1. Ontem andei pelo concelho de Resende. Como não há café em Feirão, aproveitamos para ir conhecer outras terras. Fomos a Paus e a São Marinho de Mouros, que já é vila. Aldeias situadas nos vales da serra de Montemuro, com o rio Bestança pelo meio, como se fosse uma risca a separar os dois lados, rio que vai desaguar ao Douro. Consegui ver a igreja graças ao sacristão, que ma foi abrir por ser quem era. De uma beleza única, com os conhecidos quadros de Grão Vasco e a arquitectura românica. Não se compreende como se faz propaganda da vila e ao chegarmos lá damos com as portas da igreja fechadas.












2. Hoje foi dia cheio. Depois da Missa da manhã, todos os dias às 8 horas, uma grande caminhada até um santuário que fica a cerca de seis quilómetros, o Santuário do Senhor do Fojo (refúgio).
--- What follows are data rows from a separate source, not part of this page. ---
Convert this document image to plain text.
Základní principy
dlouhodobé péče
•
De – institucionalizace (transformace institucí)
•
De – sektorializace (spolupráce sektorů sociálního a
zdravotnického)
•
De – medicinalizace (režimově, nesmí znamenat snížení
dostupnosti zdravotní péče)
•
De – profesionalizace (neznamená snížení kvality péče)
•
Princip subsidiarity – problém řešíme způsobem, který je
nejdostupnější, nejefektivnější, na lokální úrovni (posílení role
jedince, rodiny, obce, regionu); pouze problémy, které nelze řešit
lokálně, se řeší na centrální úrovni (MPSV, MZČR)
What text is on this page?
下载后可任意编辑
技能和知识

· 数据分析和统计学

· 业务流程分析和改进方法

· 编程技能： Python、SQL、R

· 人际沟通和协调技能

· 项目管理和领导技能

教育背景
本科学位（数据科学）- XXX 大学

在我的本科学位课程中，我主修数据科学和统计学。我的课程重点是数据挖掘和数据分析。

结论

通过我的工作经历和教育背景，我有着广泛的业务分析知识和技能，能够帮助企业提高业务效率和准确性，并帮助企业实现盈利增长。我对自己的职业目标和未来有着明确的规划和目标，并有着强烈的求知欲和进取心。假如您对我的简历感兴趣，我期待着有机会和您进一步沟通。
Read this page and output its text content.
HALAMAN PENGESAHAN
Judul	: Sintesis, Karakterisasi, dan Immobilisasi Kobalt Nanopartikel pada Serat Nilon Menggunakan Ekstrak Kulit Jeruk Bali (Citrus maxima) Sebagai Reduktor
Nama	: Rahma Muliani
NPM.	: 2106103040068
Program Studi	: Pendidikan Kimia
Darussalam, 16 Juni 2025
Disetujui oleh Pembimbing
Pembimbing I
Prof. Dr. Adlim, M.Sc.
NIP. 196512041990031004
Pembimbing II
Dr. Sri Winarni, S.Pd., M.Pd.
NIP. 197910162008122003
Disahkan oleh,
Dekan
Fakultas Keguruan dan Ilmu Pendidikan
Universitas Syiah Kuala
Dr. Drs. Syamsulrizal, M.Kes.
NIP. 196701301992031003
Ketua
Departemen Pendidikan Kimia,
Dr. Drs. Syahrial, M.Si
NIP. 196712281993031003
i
Este era o meio do percurso. Acompanhada por uma senhora de Cotelo, a terra do meu pai, lá continuámos a nossa caminhada, falando da vida, mais ela do que eu, desta vez pelos caminhos antigos. O almoço foi com o Pároco daqui e com um outro padre de aqui perto. Não os conhecia nem eles a mim. Um almoço muito simpático, de contrastes pastorais entre o Norte e Lisboa.
A tarde foi dedicada ao artesanato da região. Uma tia minha numas coisas de decoração para a casa e eu a teimar com uns tamancos. Nesta região os tamancos são calçado de trabalho e até de casa. De madeira e couro, ferrados com borracha, servem para aquecer, para ir às lojas dos animais e andar na rua no inverno, com a chuva e com a neve. E lá fomos à procura dos tamanqueiros. O mais conhecido era o de Matancinha, que morreu. De lá deram-nos a indicação que talvez em Magueijinha ainda encontrássemos. Sim senhor, o senhor Isidro faz mas só por encomenda, não estava em casa e não tinha couro. Que em Lamego sim, que os havia. E lá fomos a Lamego à procura dos benditos tamancos. Na velha rua da olaria lá os encontrámos. Não tão bons como os de antigamente mas o melhor que agora se consegue.
Vão cá ficar para os usar por cá. Certamente que não lhes vou dar o uso original. Mas vão servir para mais alguma coisa para além da decoração.
Cai a noite. Os cães uivam. Feirão desapareceu. O nevoeiro encobriu-o.